Blue Cross plans given merger OK But Md. and D.C. impose conditions that would add to control

Company would be No. 1

Regulators also seek to protect charitable assets

Health care

December 24, 1997|By M. William Salganik | M. William Salganik,SUN STAFF

The Maryland and District of Columbia Blue Cross plans won regulatory approval yesterday to combine their business operations -- a move that would create the region's largest health insurer, covering 2 million people.

In their orders approving the consolidation, the Maryland and District of Columbia insurance commissioners both imposed conditions designed to give them more regulatory control and to protect charitable assets of the nonprofit insurers.

The two Blue Cross plans had no comment on the orders yesterday, saying they needed time to analyze the 63-page Maryland document and the 22-page D.C. order.

"Officials of both companies are presently reviewing the independent and collective impact of the commissioners' orders determine whether the original business goals can be achieved," Blue Cross Blue Shield of Maryland said in a statement.

Consumer groups that had expressed qualms about the combination praised some of the conditions but said they did not go far enough.

"We would like to see 100 percent of charitable assets protected," said Frank McLoughlin, staff attorney for ( Boston-based Community Catalyst, which monitors Blue Cross and hospital transactions nationally.

Despite some "useful protections for consumers," said A. G. Newmyer 3rd, chairman of the D.C.-based Fair Care Foundation, "Santa Claus came early to Blue Cross management. Fair Care is going to ask a judge to review the merger to be sure that Scrooge doesn't ruin Christmas for the public."

The deal would set up a new nonprofit holding company, which in turn would control the boards of both Blue Cross plans. The two insurers would continue to exist as separate companies -- maintaining most employees at their respective headquarters -- but, over time, would combine sales forces, product offerings and networks of doctors and hospitals.

Together, the two companies have $3 billion in annual revenue and 5,000 employees. No money changes hands in the deal, except for $500,000 from both Blue Cross plans to create the holding company.

Steven B. Larsen, the Maryland commissioner, said in his order that the consolidation is "in the best interest of Maryland residents, including subscribers" of both plans.

"Over the long term, a combined regional entity is the best way to ensure a viable Blue Cross Blue Shield plan," he said. "I regard the continuation of a substantial nonprofit entity as being in the public interest."

Blue Cross plans have been consolidating rapidly as they battle to compete with for-profit insurers. From 128 Blues plans in 1975, mergers and other combinations dropped the number to 86 in 1985, and to 61 in January, when the Maryland-D.C. deal was announced. Today, that number is 56.

The Maryland and D.C. Blue Cross plans have been at a disadvantage trying to sell policies to employers with operations in both the Baltimore and Washington markets, said Douglas B. Sherlock, a health care analyst at Sherlock Company in Gwynedd, Pa.

Also, Sherlock said, they have trouble matching regional commercial competitors such as NYLCare and Mid Atlantic Medical Services Inc., "who are able to sell [policies] at Maryland prices and buy [medical] services at much lower D.C. and Virginia rates."

The holding company would, in the words of the order by D.C. Insurance Commissioner Patrick E. Kelly, "reflect the dominant position" of Maryland Blue Cross, which is roughly double the size of the D.C. plan.
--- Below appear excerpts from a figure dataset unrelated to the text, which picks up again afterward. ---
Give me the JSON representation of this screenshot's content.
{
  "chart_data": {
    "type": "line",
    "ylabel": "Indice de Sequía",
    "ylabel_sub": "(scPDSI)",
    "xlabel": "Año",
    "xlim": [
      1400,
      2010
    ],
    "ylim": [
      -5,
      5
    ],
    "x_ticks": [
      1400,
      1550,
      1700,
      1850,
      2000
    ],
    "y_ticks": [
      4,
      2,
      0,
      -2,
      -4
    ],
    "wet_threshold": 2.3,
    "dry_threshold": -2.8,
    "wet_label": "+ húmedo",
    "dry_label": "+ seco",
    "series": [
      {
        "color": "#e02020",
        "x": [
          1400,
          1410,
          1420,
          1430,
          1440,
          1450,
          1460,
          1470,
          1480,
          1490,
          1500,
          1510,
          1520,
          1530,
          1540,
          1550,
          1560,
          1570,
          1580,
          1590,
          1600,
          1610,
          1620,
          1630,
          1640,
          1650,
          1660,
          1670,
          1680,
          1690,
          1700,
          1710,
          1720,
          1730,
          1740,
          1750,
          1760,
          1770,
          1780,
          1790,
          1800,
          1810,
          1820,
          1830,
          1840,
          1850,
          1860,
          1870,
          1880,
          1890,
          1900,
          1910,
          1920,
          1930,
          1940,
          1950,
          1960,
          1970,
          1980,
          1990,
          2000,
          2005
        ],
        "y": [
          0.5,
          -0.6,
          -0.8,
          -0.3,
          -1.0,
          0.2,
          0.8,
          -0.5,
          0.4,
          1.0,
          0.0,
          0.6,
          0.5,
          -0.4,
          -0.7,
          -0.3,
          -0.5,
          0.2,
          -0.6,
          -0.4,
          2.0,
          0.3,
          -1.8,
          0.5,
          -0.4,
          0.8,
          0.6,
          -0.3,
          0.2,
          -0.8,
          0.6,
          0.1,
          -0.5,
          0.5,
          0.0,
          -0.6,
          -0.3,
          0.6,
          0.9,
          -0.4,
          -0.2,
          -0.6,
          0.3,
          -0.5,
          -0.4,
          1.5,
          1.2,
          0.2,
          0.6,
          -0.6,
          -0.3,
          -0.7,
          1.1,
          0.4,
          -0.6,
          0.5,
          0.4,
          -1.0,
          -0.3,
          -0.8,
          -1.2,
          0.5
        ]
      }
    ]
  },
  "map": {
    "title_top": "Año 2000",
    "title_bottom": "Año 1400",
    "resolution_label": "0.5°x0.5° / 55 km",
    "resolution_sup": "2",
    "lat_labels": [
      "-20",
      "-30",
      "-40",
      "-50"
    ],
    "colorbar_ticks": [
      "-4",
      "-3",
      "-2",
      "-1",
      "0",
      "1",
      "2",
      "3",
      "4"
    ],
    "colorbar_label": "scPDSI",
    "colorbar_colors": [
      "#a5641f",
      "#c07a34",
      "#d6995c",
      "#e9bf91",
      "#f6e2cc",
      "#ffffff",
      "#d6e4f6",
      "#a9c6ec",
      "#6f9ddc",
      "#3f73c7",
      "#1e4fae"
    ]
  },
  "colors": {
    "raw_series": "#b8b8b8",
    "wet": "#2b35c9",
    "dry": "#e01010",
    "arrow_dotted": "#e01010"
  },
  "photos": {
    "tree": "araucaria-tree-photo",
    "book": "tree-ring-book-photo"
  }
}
The current Maryland board will get to pick a majority of holding company board members.

The chief executive officer of Maryland Blue Cross, William L. Jews, will be president and CEO of the holding company, which will be incorporated in Maryland, and chairman of both Blue Cross operating companies. The CEO of Blue Cross Blue Shield of the National Capital Area, Larry C. Glasscock, will be CEO of both operating companies and chief operating officer of the holding company.

Conditions imposed by Larsen and Kelly include:

The holding company must be licensed as a nonprofit health services plan, which would make it subject to the insurance commissioner's regulatory oversight.

The plans should take a "snapshot" of assets at the time of the deal, so the assets can be distributed fairly if there is a conversion later to for-profit status.

Maryland Blue Cross must submit a plan to offer an open enrollment product similar to the rate-subsidized one offered in the District of Columbia. The likely result would be a policy with lower premiums and richer benefits than the current Maryland Blue Cross open enrollment product.

No executive severance packages can be paid, Larsen directed, unless both insurance commissioners and an independent consultant have a chance to review them. Glasscock could receive a package worth about $3 million under his current contract.

D.C. Blue Cross, according to Kelly's order, must maintain current employment levels in the District of Columbia and the current ratio of D.C. residents among employees, or justify any change to him.